Electronic – understanding transmission line signal integrity through simulations

signal integritysimulationtransmission line

I need to simulate how signals are reflected based on the source, load and line impedances and how the signal integrity is effected by the spacing between different traces on a board, traces on the same level as well as different layers, traces of single ended and differential nature.

I want to see how the signal waveform is effect by the factors mentioned above through simulations.

Which software can be used to do this? I am sure that all PCB designers have to do this all the time. I want to do this as an exercise to understand this phenomenon and have a better understanding of it.

Best Answer

I am sure that all PCB designers have to do this all the time.

In fact, if you are designing a digital circuit with clock frequencies below about 50 MHz, you almost never will have to do signal integrity analysis to get a working design. And if you know what you are doing it is possible to design up to 1 or 2 GHz by using "best practices" rather than complex simulations.

I worked in an organization doing 1, 2, and 3 Gb/s designs and never saw a signal integrity tool in use until 2005 or so. (Although full-blown 3-d EM simulation was very occasionally used for very sticky problems)

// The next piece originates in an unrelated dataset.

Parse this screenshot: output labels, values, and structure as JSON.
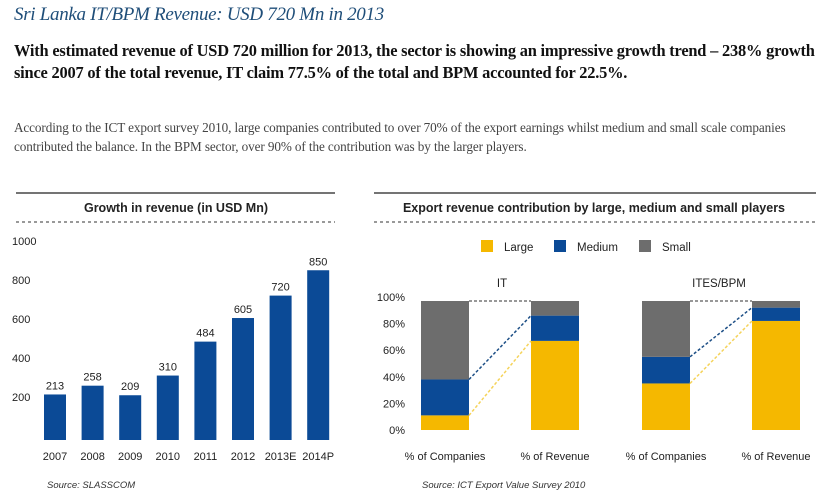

However as the number of high-speed nets in your design increases, it's not always possible to stick to best practices everywhere, and then a simulation is valuable to indicate how much you can get away with.

Which software can be used to do this?

In contrast to what another answer said, SPICE and its derivatives are not well suited to this type of simulation. SPICE is designed for lumped-element analysis at the transistor level. In the situation you described you need to simulate a distributed element (a transmission line) and you're unlikely to have a transistor-level model of your source or load. Some SPICE-derived tools might have a signal-integrity tool bolted on, but it isn't typically what they're good at.

Signal itegrity tools generally use higher level models to reduce simulation time when simulating dozens or hundreds of distributed elements. And they can take inputs from IBIS models of the source and load ICs. These are standardized high-level macromodels that don't reveal details of the IC internals that the vendor might not want to share with all its customers.

Although I use Altium regularly I haven't used its signal integrity modelling tools. But from the description, they do seem to be IBIS-based rather than SPICE-like, so would probably work in many cases.

Another well-known tool is HyperLynx from Mentor Graphics. Cadence offers a tool set called Sigrity which I believe is similar but I have never seen or used.